For this week’s post, I offer a plug. I just posted to SSRN a draft chapter, Limiting Litigation Through Corporate Governance Documents, for the forthcoming Research Handbook on Representative Stockholder Litigation (Sean Griffith et al., eds. 2017), published by Edward Elgar Publishing. For those who are interested, here is the abstract:
There has recently been a surge of interest in “privately ordered” solutions to the problem of frivolous stockholder litigation, in the form of corporate bylaw and charter provisions that place new limitations on plaintiffs’ ability to bring claims. The most popular type of provision has been the forum selection clause; other provisions that have been imposed include arbitration requirements, fee-shifting to require that losing plaintiffs pay defendants’ attorneys’ fees, and minimum stake requirements. Proponents argue that these provisions favor shareholders by sparing the corporation the expense of defending against meritless litigation. Drawing on the metaphor of corporation as contract, they argue that litigation limits are often enforced in ordinary commercial contracts, and that bylaws and charter provisions should be interpreted similarly.

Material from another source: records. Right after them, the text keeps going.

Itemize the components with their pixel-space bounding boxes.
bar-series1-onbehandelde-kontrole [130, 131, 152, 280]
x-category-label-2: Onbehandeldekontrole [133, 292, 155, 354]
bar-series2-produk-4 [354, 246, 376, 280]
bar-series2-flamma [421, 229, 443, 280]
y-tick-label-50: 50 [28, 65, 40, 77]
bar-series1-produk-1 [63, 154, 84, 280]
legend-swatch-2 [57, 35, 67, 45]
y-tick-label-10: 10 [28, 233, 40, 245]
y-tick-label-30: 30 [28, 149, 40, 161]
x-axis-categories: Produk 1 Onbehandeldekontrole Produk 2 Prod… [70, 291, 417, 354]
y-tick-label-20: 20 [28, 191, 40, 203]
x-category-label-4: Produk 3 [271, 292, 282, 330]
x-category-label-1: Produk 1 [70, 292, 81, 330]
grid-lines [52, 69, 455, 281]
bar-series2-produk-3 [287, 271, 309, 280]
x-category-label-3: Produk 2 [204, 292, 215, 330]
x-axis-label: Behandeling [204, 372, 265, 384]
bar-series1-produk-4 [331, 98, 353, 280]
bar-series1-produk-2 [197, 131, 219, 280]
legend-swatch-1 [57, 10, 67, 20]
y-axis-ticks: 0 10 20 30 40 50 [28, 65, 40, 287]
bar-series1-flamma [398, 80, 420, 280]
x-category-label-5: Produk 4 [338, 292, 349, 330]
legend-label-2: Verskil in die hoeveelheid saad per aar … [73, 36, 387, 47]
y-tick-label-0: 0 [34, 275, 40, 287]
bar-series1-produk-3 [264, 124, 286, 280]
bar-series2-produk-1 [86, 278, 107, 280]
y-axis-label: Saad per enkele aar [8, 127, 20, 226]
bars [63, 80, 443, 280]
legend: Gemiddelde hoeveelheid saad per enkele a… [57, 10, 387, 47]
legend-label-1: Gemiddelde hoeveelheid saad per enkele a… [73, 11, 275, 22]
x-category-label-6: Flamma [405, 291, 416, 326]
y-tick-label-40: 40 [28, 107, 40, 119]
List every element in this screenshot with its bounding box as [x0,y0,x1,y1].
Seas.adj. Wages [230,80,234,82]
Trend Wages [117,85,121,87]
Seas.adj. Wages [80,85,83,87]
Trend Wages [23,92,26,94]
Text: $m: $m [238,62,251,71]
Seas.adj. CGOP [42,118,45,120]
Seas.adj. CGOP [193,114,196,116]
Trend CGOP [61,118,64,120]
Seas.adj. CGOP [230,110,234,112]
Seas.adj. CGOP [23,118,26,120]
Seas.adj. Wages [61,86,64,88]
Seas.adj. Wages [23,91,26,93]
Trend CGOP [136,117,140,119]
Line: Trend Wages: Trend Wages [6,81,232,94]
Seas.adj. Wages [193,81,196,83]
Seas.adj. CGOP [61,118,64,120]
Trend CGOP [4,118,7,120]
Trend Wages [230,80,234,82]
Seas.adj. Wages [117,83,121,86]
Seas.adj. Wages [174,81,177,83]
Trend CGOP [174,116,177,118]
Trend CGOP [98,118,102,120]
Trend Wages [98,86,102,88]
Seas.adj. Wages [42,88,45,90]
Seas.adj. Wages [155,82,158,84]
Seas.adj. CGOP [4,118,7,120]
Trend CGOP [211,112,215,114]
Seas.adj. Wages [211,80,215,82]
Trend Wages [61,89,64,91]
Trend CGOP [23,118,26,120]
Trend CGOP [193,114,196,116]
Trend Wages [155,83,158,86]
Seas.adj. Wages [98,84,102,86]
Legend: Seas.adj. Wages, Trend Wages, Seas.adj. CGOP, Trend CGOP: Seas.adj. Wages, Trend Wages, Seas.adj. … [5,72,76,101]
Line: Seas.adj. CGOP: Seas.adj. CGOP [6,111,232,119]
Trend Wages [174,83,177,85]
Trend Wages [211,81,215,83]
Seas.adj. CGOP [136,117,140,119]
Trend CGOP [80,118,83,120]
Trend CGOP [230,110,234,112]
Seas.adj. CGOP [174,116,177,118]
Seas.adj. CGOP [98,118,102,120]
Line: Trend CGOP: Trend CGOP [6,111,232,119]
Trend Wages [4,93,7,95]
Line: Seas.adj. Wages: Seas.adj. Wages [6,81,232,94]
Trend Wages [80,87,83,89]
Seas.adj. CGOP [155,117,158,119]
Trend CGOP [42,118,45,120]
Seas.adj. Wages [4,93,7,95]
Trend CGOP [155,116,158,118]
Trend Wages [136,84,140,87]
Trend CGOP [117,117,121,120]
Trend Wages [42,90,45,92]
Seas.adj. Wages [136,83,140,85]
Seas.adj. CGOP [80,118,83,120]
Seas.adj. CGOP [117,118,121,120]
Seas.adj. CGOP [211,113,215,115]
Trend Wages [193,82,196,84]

In this chapter, I recount the history of these provisions and the state of the law regarding their enforceability. I then discuss some of the doctrinal and policy questions that have been raised regarding different types of litigation limits, and the propriety of private ordering in this context. In particular, I explore how corporate managers’ structural and informational advantages may make litigation limits easy to abuse; moreover, litigation itself serves public purposes that may be more appropriately subject to public control.